Thursday, July 17, 2014

July 17, 2014 ~ My Worth Is Not Measured by How Much I Can Get Done in a Day

Why does this seem like such a revelation to me?  Seriously.  I came to this conclusion last week when I realized that I feel better about myself on days that my kids are at daycare and I can accomplish a lot compared to days that I spend with my children making precious memories.  This was absolutely shocking to me even though it's really been true in different ways throughout my life.  (I've not always been making memories with my children, as my oldest is only 3, but making memories with friends, family, etc.)

You see, I'm the type of person that makes lists and I feel incredibly validated when I check something off of my list.  When I don't get anything productive done, I feel worthless.  I don't know how this became my mindset but it has been for as long as I can remember.  Along with this go, go, go frame of mind comes being impatient with my children, dragging my self esteem down if I don't get enough done, and being less accepting of other peoples' faults.  I think I'll have to write about my issue with personal accountability and other peoples' faults another time because this post will be too long if I try to cram it in here.

Here's the cool thing: as soon as I realized this consciously (because I've known it subconsciously forever, I think), I stopped.  I'm not joking.  Occasionally, when I get that feeling creeping up, the one that's telling me, "You're not doing anything and so you are worthless," I have to remind myself that it's better to be spending quality time with my kids or even taking some time to unwind for myself.

Truly, my worth is not measured by how much I can get done in a day.  I am a better person (more worthful, if I feel so inclined to make up a new word), more patient with my children and more accepting of others' faults, when I take time for myself.  So why this drive to go, go, go and get everything possible done in as little time as possible?

Lately I've been telling myself that it's alright to not have every minute of the day filled with something productive.  It feels great and in some weird way, it's also motivating.  I guess I feel like I want to show my expectations up or something.  I think that I've turned into one of those self-help book reading people.  I haven't actually purchased a self help book but I read so much on the internet: how to make time for yourself, finding ways to parent positively, different ways to discipline my children without yelling, information about our food sources...  The list goes on and on and on.  And, I'm a little bit embarrassed to admit this, but I found three quotes all in one day that were really meaningful to me (one of them being the concept above, a quote from myself) so I typed them in a note on my iPhone, took a screen shot of it, and it is now my lock screen and home screen background.  Yup, my phone has motivational quotes as its background.
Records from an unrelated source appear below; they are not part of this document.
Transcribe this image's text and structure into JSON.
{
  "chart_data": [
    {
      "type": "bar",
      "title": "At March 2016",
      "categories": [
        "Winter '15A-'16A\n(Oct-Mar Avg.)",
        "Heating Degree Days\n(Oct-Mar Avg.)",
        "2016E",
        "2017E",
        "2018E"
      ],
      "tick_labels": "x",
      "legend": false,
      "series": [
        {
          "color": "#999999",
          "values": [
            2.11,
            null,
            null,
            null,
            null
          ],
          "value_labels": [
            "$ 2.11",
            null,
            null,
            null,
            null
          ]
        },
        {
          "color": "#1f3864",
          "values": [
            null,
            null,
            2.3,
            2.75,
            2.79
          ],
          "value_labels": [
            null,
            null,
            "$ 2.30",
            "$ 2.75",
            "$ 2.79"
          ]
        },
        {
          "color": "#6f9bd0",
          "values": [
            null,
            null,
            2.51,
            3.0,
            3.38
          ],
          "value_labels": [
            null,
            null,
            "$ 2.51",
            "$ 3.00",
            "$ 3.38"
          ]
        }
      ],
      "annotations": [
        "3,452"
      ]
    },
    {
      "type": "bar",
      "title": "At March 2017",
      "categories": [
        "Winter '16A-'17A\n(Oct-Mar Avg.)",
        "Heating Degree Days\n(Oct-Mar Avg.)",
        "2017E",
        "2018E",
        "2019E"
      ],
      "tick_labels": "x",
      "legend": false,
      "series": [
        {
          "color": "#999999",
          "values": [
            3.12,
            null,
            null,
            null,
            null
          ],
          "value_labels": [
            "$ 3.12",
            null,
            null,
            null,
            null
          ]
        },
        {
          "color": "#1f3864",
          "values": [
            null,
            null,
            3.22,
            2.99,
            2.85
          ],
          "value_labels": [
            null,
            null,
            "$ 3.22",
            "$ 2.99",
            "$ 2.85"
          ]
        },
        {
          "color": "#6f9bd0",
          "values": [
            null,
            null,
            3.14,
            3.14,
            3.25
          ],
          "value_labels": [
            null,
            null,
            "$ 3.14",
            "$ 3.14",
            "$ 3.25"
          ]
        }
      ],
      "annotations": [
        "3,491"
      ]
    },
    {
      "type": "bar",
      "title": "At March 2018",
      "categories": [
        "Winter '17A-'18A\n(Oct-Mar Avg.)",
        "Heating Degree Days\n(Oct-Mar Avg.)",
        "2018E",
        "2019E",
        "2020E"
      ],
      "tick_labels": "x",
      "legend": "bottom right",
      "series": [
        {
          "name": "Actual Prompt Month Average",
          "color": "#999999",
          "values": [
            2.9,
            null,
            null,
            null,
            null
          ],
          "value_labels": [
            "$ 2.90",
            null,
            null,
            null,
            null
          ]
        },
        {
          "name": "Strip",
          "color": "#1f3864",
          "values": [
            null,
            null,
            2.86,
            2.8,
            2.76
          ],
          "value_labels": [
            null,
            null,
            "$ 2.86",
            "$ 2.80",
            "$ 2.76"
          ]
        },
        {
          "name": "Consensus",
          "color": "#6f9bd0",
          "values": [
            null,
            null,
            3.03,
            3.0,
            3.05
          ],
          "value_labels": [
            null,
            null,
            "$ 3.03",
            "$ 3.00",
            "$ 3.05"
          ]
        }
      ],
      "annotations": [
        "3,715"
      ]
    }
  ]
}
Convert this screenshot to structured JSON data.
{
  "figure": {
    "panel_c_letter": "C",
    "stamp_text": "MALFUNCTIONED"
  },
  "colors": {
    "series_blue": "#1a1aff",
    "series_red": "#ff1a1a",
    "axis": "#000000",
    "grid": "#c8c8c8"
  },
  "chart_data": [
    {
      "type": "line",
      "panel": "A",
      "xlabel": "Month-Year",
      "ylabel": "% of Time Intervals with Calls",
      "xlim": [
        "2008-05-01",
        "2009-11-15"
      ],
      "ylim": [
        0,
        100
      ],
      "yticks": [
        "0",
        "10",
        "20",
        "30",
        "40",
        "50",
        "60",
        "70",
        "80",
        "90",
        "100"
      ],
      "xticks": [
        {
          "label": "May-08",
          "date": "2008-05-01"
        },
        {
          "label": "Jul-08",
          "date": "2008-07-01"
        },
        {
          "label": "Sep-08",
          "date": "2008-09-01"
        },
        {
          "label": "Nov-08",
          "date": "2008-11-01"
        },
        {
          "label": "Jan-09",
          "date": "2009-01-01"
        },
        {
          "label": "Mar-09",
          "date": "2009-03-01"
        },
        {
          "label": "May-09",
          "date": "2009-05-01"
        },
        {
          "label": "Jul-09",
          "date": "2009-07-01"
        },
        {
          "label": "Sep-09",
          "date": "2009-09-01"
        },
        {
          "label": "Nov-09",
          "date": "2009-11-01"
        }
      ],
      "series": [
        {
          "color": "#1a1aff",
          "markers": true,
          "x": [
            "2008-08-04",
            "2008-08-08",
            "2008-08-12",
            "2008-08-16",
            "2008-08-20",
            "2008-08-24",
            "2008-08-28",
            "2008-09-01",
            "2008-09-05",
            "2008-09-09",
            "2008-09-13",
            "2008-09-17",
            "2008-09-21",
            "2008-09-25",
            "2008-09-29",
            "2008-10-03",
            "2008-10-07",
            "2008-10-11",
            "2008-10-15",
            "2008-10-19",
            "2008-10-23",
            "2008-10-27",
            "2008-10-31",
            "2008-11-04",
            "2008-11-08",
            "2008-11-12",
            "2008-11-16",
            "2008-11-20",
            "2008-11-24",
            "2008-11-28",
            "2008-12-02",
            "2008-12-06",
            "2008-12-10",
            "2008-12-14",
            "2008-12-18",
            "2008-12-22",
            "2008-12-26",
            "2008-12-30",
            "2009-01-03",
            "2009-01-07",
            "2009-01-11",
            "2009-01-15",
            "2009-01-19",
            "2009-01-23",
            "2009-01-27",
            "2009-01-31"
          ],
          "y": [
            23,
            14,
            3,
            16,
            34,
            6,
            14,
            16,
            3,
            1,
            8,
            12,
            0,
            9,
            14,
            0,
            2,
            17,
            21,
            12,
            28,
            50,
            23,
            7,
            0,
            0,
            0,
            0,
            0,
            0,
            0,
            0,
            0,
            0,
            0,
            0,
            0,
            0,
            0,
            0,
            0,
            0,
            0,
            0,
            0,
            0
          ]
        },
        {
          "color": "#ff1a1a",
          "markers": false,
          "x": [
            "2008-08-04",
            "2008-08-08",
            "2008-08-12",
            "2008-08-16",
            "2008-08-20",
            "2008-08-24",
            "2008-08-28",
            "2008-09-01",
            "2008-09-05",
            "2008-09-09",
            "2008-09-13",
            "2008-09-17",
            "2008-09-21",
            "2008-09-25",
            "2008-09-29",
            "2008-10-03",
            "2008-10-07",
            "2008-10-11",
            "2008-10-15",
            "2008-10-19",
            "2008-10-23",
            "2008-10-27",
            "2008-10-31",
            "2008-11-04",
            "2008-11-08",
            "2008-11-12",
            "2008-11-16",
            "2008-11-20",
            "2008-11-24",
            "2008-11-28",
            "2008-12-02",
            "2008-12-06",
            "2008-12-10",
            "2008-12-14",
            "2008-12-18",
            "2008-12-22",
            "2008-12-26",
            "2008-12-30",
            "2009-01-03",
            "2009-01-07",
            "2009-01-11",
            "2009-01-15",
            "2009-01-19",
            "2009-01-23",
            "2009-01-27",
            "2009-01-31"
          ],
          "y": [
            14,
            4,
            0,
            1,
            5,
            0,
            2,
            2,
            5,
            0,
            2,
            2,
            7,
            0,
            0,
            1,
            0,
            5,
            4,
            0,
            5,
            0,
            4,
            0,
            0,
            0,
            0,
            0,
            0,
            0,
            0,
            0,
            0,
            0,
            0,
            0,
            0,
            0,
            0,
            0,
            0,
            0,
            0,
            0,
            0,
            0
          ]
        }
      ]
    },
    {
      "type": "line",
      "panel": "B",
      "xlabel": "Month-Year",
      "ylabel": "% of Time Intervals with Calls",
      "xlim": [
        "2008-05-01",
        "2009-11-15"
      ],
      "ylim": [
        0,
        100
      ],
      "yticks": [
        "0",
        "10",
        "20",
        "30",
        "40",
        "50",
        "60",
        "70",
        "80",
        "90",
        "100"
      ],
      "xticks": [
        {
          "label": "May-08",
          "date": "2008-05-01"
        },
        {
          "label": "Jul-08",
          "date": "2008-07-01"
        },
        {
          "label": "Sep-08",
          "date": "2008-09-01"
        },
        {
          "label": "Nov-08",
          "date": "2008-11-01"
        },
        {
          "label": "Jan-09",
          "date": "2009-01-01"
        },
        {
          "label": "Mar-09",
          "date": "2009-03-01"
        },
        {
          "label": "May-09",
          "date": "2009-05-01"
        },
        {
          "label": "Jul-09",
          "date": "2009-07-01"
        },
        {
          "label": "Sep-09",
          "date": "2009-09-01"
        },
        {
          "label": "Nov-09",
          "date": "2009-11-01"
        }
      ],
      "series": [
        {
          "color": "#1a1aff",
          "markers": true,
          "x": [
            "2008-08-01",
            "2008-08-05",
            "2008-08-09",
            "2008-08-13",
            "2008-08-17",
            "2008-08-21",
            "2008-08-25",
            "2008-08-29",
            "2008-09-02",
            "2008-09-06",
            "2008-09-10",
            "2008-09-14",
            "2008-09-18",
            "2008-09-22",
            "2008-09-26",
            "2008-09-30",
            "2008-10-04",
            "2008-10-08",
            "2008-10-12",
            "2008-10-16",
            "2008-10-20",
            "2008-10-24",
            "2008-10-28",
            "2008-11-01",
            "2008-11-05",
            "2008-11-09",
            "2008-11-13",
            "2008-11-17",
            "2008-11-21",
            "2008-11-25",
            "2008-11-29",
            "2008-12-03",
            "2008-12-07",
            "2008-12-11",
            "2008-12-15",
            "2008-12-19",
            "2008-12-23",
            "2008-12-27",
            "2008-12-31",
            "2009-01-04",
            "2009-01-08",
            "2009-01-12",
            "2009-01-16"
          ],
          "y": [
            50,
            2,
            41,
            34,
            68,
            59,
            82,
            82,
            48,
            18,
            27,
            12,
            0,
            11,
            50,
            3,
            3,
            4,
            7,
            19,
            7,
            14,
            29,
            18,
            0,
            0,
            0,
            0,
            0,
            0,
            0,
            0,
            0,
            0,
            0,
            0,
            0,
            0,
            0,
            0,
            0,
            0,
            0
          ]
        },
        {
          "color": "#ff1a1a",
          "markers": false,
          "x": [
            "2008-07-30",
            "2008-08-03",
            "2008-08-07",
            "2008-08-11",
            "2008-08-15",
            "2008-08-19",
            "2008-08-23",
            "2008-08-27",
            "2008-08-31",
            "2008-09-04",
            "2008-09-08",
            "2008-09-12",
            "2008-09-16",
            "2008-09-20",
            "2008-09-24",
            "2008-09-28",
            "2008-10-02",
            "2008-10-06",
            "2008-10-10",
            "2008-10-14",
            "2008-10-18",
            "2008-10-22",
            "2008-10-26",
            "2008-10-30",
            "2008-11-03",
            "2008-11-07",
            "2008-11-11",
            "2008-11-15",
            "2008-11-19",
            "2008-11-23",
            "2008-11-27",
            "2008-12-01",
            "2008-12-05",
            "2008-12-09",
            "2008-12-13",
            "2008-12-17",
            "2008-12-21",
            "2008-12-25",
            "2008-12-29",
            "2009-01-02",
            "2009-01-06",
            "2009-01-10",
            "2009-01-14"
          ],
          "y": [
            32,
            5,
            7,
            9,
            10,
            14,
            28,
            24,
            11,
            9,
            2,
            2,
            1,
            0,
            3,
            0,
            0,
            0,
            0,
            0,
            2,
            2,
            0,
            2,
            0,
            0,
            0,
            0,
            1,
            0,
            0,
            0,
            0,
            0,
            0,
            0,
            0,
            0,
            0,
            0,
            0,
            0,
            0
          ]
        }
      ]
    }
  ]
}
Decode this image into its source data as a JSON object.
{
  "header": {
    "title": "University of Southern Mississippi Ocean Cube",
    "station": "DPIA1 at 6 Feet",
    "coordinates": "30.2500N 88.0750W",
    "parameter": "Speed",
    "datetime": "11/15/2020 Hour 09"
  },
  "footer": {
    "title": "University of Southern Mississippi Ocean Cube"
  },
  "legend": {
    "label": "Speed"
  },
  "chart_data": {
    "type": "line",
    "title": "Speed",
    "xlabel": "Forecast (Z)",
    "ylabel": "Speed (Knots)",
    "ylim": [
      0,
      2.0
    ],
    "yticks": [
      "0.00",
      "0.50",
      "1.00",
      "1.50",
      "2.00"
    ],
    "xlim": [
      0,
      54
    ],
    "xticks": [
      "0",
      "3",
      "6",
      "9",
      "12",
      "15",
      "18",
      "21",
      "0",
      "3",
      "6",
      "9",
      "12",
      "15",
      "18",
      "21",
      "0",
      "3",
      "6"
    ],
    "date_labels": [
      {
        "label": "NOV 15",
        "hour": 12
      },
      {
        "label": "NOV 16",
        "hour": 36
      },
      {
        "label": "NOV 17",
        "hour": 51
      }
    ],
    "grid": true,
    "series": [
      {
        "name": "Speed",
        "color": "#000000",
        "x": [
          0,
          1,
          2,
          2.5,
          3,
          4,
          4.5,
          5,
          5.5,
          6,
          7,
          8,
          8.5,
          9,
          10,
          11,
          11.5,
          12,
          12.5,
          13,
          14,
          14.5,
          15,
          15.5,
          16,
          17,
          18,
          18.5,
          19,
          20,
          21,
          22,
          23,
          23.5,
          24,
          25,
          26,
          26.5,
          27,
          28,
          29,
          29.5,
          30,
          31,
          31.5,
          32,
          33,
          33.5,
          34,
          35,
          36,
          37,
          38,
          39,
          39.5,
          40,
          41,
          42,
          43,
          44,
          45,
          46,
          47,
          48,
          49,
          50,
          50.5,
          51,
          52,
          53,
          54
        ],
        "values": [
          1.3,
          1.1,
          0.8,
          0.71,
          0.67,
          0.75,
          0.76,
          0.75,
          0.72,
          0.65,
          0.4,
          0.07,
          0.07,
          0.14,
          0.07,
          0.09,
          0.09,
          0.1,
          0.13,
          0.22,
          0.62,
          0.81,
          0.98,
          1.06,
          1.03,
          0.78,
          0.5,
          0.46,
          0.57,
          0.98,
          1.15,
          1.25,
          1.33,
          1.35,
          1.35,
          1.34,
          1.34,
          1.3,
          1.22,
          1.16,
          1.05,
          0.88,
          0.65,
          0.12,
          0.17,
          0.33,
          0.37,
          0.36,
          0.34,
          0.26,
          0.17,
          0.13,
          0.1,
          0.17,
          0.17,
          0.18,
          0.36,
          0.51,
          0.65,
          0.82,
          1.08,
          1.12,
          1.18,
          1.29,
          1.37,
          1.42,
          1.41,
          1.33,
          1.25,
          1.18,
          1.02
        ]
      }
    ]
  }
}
I guess the moral of this post (that went off on a bit of a tangent at the end and feels like it is filled with terrible grammar and sentence structure) is that we can have something going on in our heads for a very long time and not even realize that it's there.  And once we do realize it's there, it's such a relief and so easy to overcome.  I hope that this gets you thinking about the things that are going on in your head, particularly the ways that you talk negatively to yourself without realizing it, and that it helps you to start thinking more positively.  I know that I'm looking forward to finding more.